ZUPA MARCHWIOWO-DYNIOWA Z KARDAMONEM I GRANATEM 
Przepis z książki „Naturalnie w kuchni, 60 przepisów na zdrowie”, wydawnictwo Burda Media Polska.

Polecam jedną z dobrych zup, szczególnie dobrą na czas, kiedy na zewnątrz jest chłodno. W tej zupie łączymy ze sobą dary natury. Są one tak zbilansowane, żeby rozgrzewały nas od środka, jak również wzmacniały układ odpornościowy. Zaskakujące połączenie kardamonu z warzywami, ryżem, nie tylko rozgrzewa, ale dodaje egzotyki potrawie. Kardamon, król przypraw, to naturalne lekarstwo, które między innymi obniża ciśnienie krwi, poprawia nastrój, oczyszcza drogi moczowe, wzmacnia i odżywia nasz organizm. Sprawdza się idealnie w przypadku wszelkiego rodzaju problemów trawiennych, ale też przy braku apetytu.

Potrzebujemy:
- marchew
- dynia
- cebula
- świeży imbir
- kardamon
- kumin
- goździki
- chili
- rozmaryn
- masło klarowane
- sól
- świeżo mielony pieprz
- granat
- świeża kolendra
- orzechy włoskie
- serek kozi

W garnku rozgrzewamy dwie łyżki masła klarowanego, wrzucamy 3-4 goździki, kawałeczek pokrojonego w kostkę świeżego imbiru, świeży rozmaryn, ½ łyżeczki kuminu, ¼ łyżeczki kardamonu, tyle samo chili, wszystko ze sobą mieszamy i dodajemy pokrojoną marchew, dynię i cebulę.

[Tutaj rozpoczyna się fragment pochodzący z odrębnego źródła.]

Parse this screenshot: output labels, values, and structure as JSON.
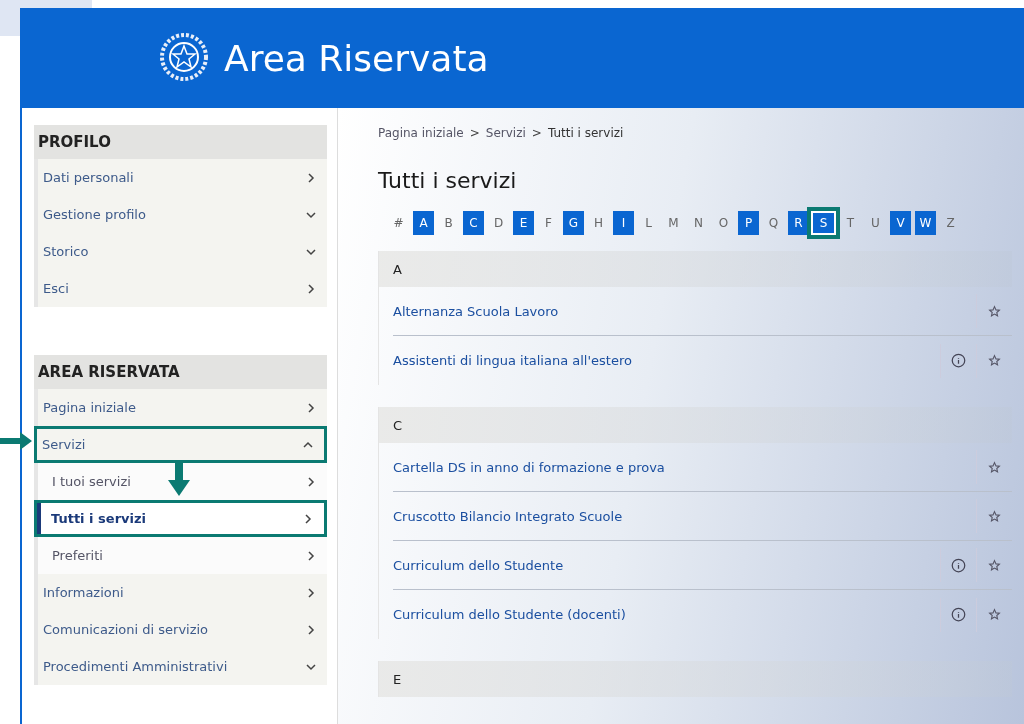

Marchwi powinno być dużo więcej niż dyni. Mieszamy i delikatnie podprażamy razem z przyprawami, a potem zalewamy wodą do wysokości warzyw i gotujemy, aż warzywa będą miękkie. Po ugotowaniu wszystko blendujemy. Jeżeli zupa będzie zbyt gęsta, możemy dodać trochę przegotowanej wody. Podajemy ze świeżym granatem, kolendrą, odrobiną serka koziego i orzechami włoskimi. Pamiętajmy, aby orzechy wcześniej namoczyć w gorącej wodzie. Doprawiamy solą, świeżo mielonym pieprzem, można dodać też czerwonego pieprzu.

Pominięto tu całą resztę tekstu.